Du coup après ma lecture, j'ai eu envie de me plonger dans La crypte des capucins, sans être à proprement parler une suite, il s'agit d'un autre Trotta, un parent éloigné (cousin) de celui rencontré dans La marche de Radetzky, mais toujours un descendant slovène, du village de Sipolje. 


"Les grandes douleurs étaient déjà chez elles dans son âme et les nouvelles douleurs ne faisaient que venir retrouver les anciennes, comme des soeurs depuis longtemps attendues."
Joseph RothLa Marche de Radetzky.




  • La crypte des capucins (1938)


Tout comme pour La marche, le titre de cet ouvrage est symbolique puisqu'il s'agit d'un caveau à Vienne où sont inhumés les Habsbourg. 
C'est toujours le récit de la fin, de la chute d'un monde qui avait bien des défauts, mais qui était malgré tout chéri. 
Si La marche est teinté d'une certaine ironie, La crypte des capucins est davantage vu comme un texte sombre et sans espoir. En effet, Roth, qui s'est exilé à Paris lors de la montée du nazisme en 1933 (et jusqu'à sa mort en -39) a passé un dernier séjour dans sa Vienne adorée, en 1938, soit la même année que la publication de ce livre, la même année que l'annexion de l'Autriche par l'Allemagne à laquelle l'auteur a assisté avant de revenir en France. 
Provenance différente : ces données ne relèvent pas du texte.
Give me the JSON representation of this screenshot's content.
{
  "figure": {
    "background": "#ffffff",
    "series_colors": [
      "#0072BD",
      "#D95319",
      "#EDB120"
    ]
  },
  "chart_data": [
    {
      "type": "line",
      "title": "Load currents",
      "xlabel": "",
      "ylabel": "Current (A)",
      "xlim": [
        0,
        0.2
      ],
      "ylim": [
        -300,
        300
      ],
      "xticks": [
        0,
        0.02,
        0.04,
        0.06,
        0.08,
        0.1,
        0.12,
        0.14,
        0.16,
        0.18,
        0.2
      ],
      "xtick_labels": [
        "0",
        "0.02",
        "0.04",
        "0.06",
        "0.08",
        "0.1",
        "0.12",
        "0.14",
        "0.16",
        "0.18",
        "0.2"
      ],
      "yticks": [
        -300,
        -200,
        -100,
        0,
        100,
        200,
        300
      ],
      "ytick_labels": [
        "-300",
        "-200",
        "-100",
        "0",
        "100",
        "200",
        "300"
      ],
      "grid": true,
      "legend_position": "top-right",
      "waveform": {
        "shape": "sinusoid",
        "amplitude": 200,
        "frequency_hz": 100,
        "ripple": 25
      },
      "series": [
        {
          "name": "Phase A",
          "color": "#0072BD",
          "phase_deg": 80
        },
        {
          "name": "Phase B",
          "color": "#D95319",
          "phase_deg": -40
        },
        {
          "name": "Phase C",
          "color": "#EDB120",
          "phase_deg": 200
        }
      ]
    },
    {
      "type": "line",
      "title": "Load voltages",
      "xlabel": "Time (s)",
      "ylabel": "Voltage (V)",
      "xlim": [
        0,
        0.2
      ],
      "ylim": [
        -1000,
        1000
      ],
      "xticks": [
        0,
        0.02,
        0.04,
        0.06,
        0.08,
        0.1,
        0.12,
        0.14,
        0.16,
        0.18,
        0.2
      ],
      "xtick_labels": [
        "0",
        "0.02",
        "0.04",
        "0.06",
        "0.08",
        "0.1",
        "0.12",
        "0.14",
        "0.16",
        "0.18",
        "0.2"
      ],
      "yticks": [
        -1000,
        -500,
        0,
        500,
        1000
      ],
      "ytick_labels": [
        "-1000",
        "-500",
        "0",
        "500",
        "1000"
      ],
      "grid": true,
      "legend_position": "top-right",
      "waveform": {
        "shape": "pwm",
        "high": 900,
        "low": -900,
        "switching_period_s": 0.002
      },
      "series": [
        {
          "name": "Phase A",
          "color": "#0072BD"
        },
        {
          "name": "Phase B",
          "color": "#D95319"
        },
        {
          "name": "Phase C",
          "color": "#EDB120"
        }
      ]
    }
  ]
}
Si c'est un roman plus sombre, c'est bel et bien parce qu'il a été écrit à une période plus sombre. L'auteur parlait d'un monde révolu, celui de l'Empire Austro-Hongrois, désormais, le monde est mort, sans possibilité de régénération.
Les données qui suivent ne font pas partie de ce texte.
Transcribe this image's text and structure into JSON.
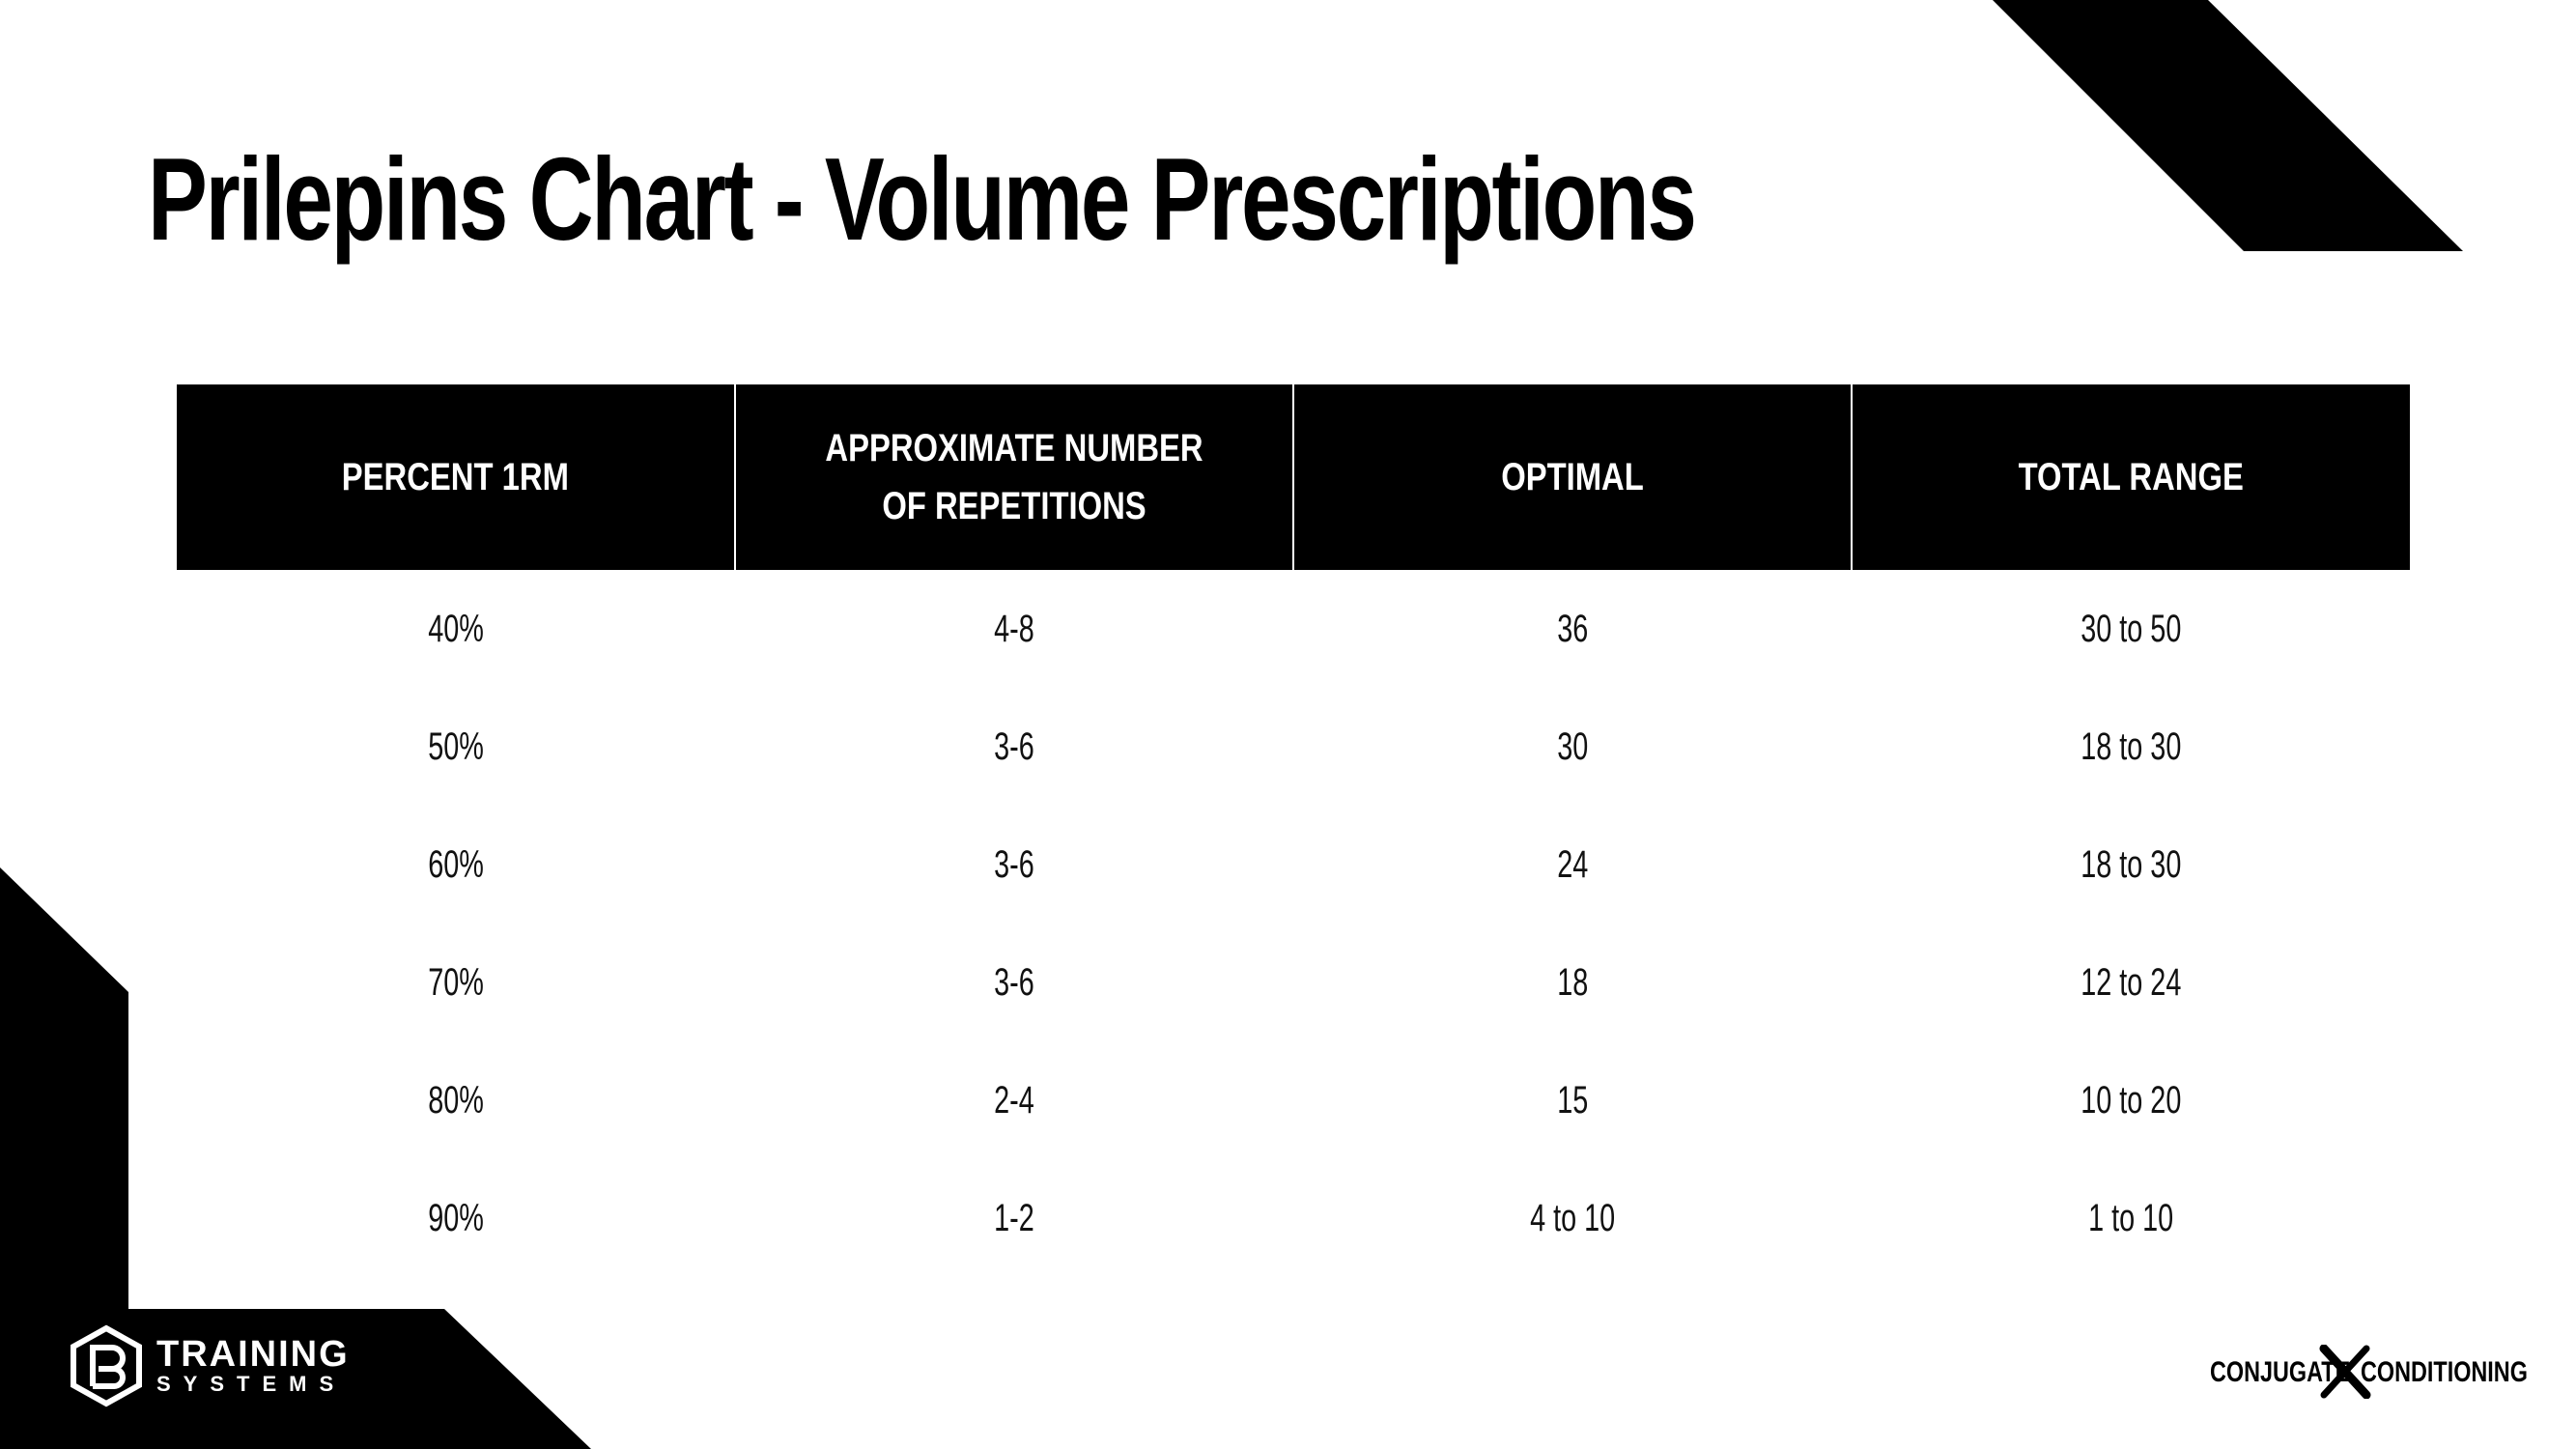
{
  "title": "Prilepins Chart - Volume Prescriptions",
  "table": {
    "headers": [
      "PERCENT 1RM",
      "APPROXIMATE NUMBER OF REPETITIONS",
      "OPTIMAL",
      "TOTAL RANGE"
    ],
    "rows": [
      [
        "40%",
        "4-8",
        "36",
        "30 to 50"
      ],
      [
        "50%",
        "3-6",
        "30",
        "18 to 30"
      ],
      [
        "60%",
        "3-6",
        "24",
        "18 to 30"
      ],
      [
        "70%",
        "3-6",
        "18",
        "12 to 24"
      ],
      [
        "80%",
        "2-4",
        "15",
        "10 to 20"
      ],
      [
        "90%",
        "1-2",
        "4 to 10",
        "1 to 10"
      ]
    ]
  },
  "logo_left": {
    "line1": "TRAINING",
    "line2": "SYSTEMS"
  },
  "logo_right": {
    "word1": "CONJUGATE",
    "word2": "CONDITIONING"
  },
  "colors": {
    "background": "#ffffff",
    "accent": "#000000",
    "header_text": "#ffffff"
  }
}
Notre héros est bien loin des Trotta, il se prénomme François-Ferdinand Trotta est vit la grande vie à Vienne. Il ne sait pas grand chose, ne fait pas grand chose non plus, si ce n'est vivre de manière légère comme seul un bourgeois sans souci peut le faire. 
Et puis fatalement, c'est la chute. Après s'être engagé dans la Première Guerre mondiale, il reviendra sans honneur, sans rien en fait. Le monde a changé, il lui va falloir changer également. 
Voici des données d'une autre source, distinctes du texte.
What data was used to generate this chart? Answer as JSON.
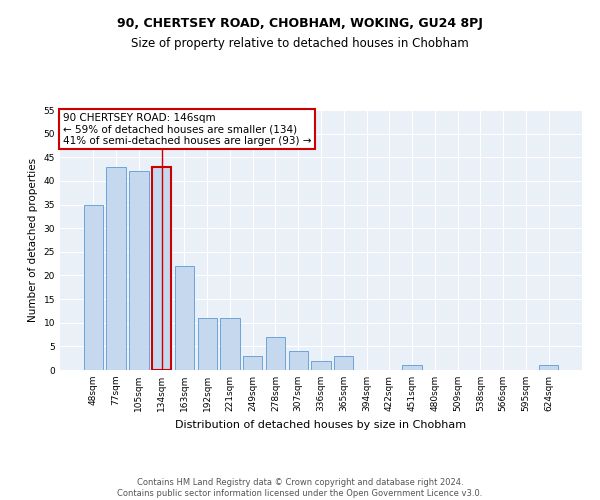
{
  "title": "90, CHERTSEY ROAD, CHOBHAM, WOKING, GU24 8PJ",
  "subtitle": "Size of property relative to detached houses in Chobham",
  "xlabel": "Distribution of detached houses by size in Chobham",
  "ylabel": "Number of detached properties",
  "categories": [
    "48sqm",
    "77sqm",
    "105sqm",
    "134sqm",
    "163sqm",
    "192sqm",
    "221sqm",
    "249sqm",
    "278sqm",
    "307sqm",
    "336sqm",
    "365sqm",
    "394sqm",
    "422sqm",
    "451sqm",
    "480sqm",
    "509sqm",
    "538sqm",
    "566sqm",
    "595sqm",
    "624sqm"
  ],
  "values": [
    35,
    43,
    42,
    43,
    22,
    11,
    11,
    3,
    7,
    4,
    2,
    3,
    0,
    0,
    1,
    0,
    0,
    0,
    0,
    0,
    1
  ],
  "bar_color": "#c5d8ed",
  "bar_edge_color": "#5b9bd5",
  "highlight_index": 3,
  "highlight_edge_color": "#cc0000",
  "vline_color": "#cc0000",
  "annotation_box_text": "90 CHERTSEY ROAD: 146sqm\n← 59% of detached houses are smaller (134)\n41% of semi-detached houses are larger (93) →",
  "annotation_box_color": "white",
  "annotation_box_edge_color": "#cc0000",
  "ylim": [
    0,
    55
  ],
  "yticks": [
    0,
    5,
    10,
    15,
    20,
    25,
    30,
    35,
    40,
    45,
    50,
    55
  ],
  "footer_text": "Contains HM Land Registry data © Crown copyright and database right 2024.\nContains public sector information licensed under the Open Government Licence v3.0.",
  "bg_color": "#eaf0f8",
  "grid_color": "white",
  "title_fontsize": 9,
  "subtitle_fontsize": 8.5,
  "xlabel_fontsize": 8,
  "ylabel_fontsize": 7.5,
  "tick_fontsize": 6.5,
  "footer_fontsize": 6,
  "ann_fontsize": 7.5
}
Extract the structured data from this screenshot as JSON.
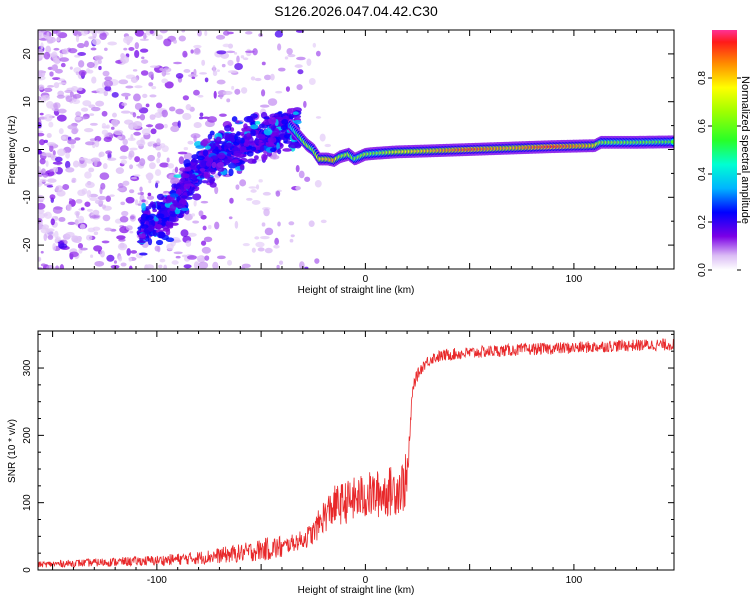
{
  "chart_data": [
    {
      "type": "heatmap",
      "title": "S126.2026.047.04.42.C30",
      "xlabel": "Height of straight line (km)",
      "ylabel": "Frequency (Hz)",
      "xlim": [
        -157,
        148
      ],
      "ylim": [
        -25,
        25
      ],
      "x_ticks": [
        -100,
        0,
        100
      ],
      "y_ticks": [
        -20,
        -10,
        0,
        10,
        20
      ],
      "colorbar": {
        "label": "Normalized spectral amplitude",
        "range": [
          0,
          1
        ],
        "ticks": [
          "0.0",
          "0.2",
          "0.4",
          "0.6",
          "0.8"
        ]
      },
      "ridge": {
        "x": [
          -105,
          -100,
          -95,
          -90,
          -85,
          -80,
          -75,
          -70,
          -65,
          -60,
          -55,
          -50,
          -45,
          -40,
          -36,
          -32,
          -28,
          -25,
          -22,
          -18,
          -15,
          -12,
          -8,
          -5,
          0,
          5,
          15,
          30,
          50,
          70,
          90,
          110,
          113,
          130,
          148
        ],
        "freq": [
          -16,
          -15,
          -14,
          -11,
          -7,
          -3,
          -2,
          -1,
          0,
          1,
          2,
          2.5,
          3,
          4,
          5,
          3,
          1,
          0,
          -2,
          -2,
          -2.3,
          -1.5,
          -1,
          -2,
          -1,
          -0.8,
          -0.5,
          -0.3,
          0,
          0.3,
          0.6,
          0.8,
          1.5,
          1.5,
          1.6
        ],
        "amplitude": [
          0.3,
          0.3,
          0.3,
          0.28,
          0.28,
          0.26,
          0.25,
          0.25,
          0.25,
          0.24,
          0.24,
          0.24,
          0.3,
          0.35,
          0.3,
          0.55,
          0.7,
          0.62,
          0.8,
          0.8,
          0.85,
          0.65,
          0.7,
          0.6,
          0.68,
          0.62,
          0.75,
          0.8,
          0.92,
          0.82,
          0.95,
          0.8,
          0.65,
          0.62,
          0.58
        ]
      }
    },
    {
      "type": "line",
      "xlabel": "Height of straight line (km)",
      "ylabel": "SNR (10 * v/v)",
      "xlim": [
        -157,
        148
      ],
      "ylim": [
        0,
        355
      ],
      "x_ticks": [
        -100,
        0,
        100
      ],
      "y_ticks": [
        0,
        100,
        200,
        300
      ],
      "color": "#e8282a",
      "series": [
        {
          "x": [
            -157,
            -140,
            -120,
            -100,
            -80,
            -60,
            -50,
            -40,
            -35,
            -30,
            -25,
            -20,
            -15,
            -10,
            -5,
            0,
            5,
            10,
            15,
            18,
            20,
            21,
            22,
            23,
            25,
            28,
            32,
            40,
            60,
            80,
            100,
            120,
            148
          ],
          "values": [
            8,
            10,
            12,
            14,
            18,
            25,
            30,
            34,
            40,
            45,
            55,
            80,
            95,
            100,
            105,
            110,
            112,
            115,
            120,
            125,
            135,
            175,
            240,
            275,
            290,
            305,
            315,
            320,
            325,
            328,
            330,
            333,
            335
          ]
        }
      ]
    }
  ]
}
François-Ferdinand est incapable, il est paralysé par une vie trop douce, si bien que quand la dure réalité le rattrape, il ne peut rien faire, il est impuissant et on comprend à quel point cet homme est la représentation de l'Empire perdu. Antihéros sans ambition, il est à l'image de ce monde dans lequel il a toujours évolué, mais dont il n'a pas compris la chute. Les illusions se bousculent et explosent. 

Pourtant, il y a la base d'un beau message de tolérance dans ce roman, celle d'une amitié entre trois hommes que tout opposent, ils sont de religions et classes sociales différentes, la seule chose qu'ils ont en commun : l'Empire.
Le message de l'auteur, c'est aussi que l'Empire, ce n'était pas seulement Vienne et Budapest (capitale de l'empire d'Autriche, du royaume d'Hongrie), l'Empire, c'était aussi tous ces lieux reculés, c'était la Galicie par exemple (lieu de naissance de l'auteur) tout autant que la Moravie ou la Bohême. 
Ici, Roth nous montre une image idéale, celle du pouvoir des peuples entre eux, celle de l'union de l'Europe pour vaincre l'ennemi nazi. 



C'est un roman funèbre, à l'image de ses dernières pages où Trotta, complètement désemparé veut entrer dans la crypte des capucins pour voir François-Joseph. Il est finalement rendu au silence par un moine lorsqu'il prononce les premières paroles de l'hymne impérial Autrichien. C'est fini, ceci est du passé, il ne faut plus en parler. 


"La mort, il est vrai, croisait déjà ses mains décharnées au-dessus des verres que nous vidions, mais nous ne voyions pas la mort, nous ne voyions pas ses mains."